Basal Cell Carcinoma
Basal Cell Carcinoma is the most common form of skin cancer worldwide. In the majority of cases, it is thought to be caused by exposure to the harmful ultraviolet rays of the sun. Basal cell carcinomas appear most often on sun exposed areas such as the face, scalp, ears, chest, back and legs. Most commonly it appears as a small, dome-shaped, pimple-like, pinkish, growth. It can also appear as a re-occurring sore that seems to heal and comes back. Left untreated, basal cell carcinoma infiltrates the surrounding area destroying tissue.
Squamous Cell Carcinoma
Squamous Cell Carcinoma is the second most common cancer of the skin commonly affecting middle-aged and elderly people with fair complexions and frequent sun exposure. Some squamous cell carcinomas arise from small sandpaper-like lesions called solar or actinic keratoses. It usually appears as crusted or scaly patches on the skin with a red, inflamed base, a growing tumor, or a non-healing ulcer. Although they can occur anywhere on the body, they are generally found in sun-exposed areas like the face, neck, arms, scalp, backs of the hands and ears. Squamous cell carcinoma can metastasize or spread in the bloodstream to other organs, therefore early treatment is important.

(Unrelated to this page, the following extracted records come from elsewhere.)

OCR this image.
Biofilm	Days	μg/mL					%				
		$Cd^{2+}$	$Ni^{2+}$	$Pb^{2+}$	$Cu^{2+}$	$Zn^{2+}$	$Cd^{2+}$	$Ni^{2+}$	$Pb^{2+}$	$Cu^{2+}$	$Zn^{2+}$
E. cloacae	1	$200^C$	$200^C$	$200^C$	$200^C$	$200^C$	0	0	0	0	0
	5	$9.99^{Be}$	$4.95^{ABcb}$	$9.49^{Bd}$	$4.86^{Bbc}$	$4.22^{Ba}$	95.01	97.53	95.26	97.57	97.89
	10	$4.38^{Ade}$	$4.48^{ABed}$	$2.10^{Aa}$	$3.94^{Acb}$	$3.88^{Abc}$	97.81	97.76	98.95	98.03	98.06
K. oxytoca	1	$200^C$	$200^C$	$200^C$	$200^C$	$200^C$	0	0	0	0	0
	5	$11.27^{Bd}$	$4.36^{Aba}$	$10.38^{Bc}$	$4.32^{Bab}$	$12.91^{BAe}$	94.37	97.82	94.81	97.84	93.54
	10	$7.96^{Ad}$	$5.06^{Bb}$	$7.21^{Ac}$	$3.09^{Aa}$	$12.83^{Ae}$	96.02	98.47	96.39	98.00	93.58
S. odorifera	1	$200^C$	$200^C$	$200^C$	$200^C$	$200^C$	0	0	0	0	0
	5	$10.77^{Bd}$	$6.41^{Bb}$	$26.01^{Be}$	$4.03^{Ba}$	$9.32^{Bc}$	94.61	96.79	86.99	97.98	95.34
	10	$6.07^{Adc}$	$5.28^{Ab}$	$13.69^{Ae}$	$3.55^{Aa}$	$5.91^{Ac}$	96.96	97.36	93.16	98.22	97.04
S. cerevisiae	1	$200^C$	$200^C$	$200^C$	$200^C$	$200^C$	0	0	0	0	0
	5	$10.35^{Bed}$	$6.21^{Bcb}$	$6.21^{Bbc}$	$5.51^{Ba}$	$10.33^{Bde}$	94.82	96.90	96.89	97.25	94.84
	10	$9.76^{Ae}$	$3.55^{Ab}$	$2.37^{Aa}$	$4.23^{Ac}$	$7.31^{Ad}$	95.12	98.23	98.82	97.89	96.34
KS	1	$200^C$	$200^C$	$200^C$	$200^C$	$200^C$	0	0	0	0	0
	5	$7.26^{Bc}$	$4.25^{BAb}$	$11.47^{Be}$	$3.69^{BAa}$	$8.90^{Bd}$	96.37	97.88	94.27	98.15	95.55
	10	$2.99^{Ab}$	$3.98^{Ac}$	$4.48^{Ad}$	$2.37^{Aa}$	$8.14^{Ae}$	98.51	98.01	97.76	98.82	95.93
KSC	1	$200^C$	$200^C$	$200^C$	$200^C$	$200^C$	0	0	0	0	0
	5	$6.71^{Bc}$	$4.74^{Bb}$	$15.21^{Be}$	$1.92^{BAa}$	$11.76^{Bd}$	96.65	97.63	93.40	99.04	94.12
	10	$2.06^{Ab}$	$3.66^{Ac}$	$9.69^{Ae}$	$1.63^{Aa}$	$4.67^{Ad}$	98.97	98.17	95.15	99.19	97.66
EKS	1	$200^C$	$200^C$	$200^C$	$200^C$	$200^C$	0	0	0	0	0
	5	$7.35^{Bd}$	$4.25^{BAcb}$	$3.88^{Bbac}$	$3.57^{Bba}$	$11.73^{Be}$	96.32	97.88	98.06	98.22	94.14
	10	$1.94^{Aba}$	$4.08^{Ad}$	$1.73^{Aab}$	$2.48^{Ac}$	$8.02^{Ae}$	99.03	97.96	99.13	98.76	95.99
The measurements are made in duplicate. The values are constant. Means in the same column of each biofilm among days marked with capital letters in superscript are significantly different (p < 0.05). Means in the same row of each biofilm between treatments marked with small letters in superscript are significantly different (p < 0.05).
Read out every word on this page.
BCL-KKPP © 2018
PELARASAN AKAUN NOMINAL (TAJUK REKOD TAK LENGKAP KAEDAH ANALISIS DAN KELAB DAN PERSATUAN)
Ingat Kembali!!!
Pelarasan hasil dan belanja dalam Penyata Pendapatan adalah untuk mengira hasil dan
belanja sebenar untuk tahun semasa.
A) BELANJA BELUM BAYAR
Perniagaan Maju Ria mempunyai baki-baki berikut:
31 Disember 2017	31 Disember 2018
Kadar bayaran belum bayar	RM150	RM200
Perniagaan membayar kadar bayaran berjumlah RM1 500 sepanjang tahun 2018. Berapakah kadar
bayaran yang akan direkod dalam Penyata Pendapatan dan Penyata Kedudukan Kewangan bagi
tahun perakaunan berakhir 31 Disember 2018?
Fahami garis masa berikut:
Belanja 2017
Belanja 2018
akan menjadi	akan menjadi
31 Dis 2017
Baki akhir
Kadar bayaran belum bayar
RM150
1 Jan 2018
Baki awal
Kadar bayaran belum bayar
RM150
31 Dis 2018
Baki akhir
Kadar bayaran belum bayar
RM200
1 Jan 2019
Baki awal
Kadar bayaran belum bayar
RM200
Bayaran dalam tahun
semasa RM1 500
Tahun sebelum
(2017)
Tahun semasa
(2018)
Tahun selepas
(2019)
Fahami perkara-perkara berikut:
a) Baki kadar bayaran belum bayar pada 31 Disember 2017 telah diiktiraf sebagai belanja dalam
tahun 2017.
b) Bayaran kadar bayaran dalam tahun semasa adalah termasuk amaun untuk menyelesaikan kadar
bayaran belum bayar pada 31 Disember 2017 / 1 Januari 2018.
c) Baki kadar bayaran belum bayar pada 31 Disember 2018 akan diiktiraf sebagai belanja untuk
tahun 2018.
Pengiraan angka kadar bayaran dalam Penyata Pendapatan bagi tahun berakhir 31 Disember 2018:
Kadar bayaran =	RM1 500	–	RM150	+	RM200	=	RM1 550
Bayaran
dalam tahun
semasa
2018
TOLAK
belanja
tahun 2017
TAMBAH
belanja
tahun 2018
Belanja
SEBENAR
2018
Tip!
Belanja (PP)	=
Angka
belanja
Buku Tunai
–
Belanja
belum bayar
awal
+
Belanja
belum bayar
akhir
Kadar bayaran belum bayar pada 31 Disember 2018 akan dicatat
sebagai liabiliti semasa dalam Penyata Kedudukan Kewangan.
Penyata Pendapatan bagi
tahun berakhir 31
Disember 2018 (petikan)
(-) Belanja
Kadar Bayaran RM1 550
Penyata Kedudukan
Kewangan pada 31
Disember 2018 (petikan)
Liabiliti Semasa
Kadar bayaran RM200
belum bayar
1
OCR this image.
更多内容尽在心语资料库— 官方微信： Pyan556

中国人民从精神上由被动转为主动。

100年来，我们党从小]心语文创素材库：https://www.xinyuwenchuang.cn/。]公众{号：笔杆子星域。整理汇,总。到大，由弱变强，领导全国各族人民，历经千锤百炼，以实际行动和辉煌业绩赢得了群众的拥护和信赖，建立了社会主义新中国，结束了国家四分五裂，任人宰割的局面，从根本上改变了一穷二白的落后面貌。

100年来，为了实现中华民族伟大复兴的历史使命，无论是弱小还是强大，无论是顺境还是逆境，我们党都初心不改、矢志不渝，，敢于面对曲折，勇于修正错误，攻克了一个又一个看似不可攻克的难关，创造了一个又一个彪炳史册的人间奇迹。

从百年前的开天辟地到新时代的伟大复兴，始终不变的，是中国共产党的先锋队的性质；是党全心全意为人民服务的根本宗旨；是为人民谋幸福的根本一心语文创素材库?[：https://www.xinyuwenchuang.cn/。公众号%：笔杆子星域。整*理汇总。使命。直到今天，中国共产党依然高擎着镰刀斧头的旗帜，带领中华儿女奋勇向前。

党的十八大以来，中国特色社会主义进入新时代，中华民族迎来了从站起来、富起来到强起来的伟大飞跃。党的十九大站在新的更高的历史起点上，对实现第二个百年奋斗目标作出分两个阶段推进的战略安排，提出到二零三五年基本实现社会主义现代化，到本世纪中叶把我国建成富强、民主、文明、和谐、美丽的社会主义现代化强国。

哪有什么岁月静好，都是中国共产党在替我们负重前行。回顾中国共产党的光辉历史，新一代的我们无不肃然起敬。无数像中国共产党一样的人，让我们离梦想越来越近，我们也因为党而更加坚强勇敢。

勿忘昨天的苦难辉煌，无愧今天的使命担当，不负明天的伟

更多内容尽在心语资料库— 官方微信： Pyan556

Malignant Melanoma is the most deadly of all skin cancers. Every year, more than 8,000 Americans will die from melanoma. Melanoma may appear suddenly or begin in or near a mole, or another dark spot in the skin. Melanoma can occur anywhere on the skin or the nails, even in places not directly exposed to the sun like the eyes, mucous membranes (mouth and genitals), or internal organs, but is most commonly found on the backs of men and the legs of women. Although anyone can get melanoma it usually affects fair skinned individuals who have more than 50 moles, a history of sunburns, and close relatives who have had melanoma. Usually, melanoma is brown or black in color, but sometimes, though rare, may be red, skin-colored, or white. It can arise from a pre-existing mole, or appear on previously normal skin. Melanoma can grow down into the skin, ultimately reaching the blood and lymphatic vessels, and spread around the body (metastasize), causing a life-threatening illness.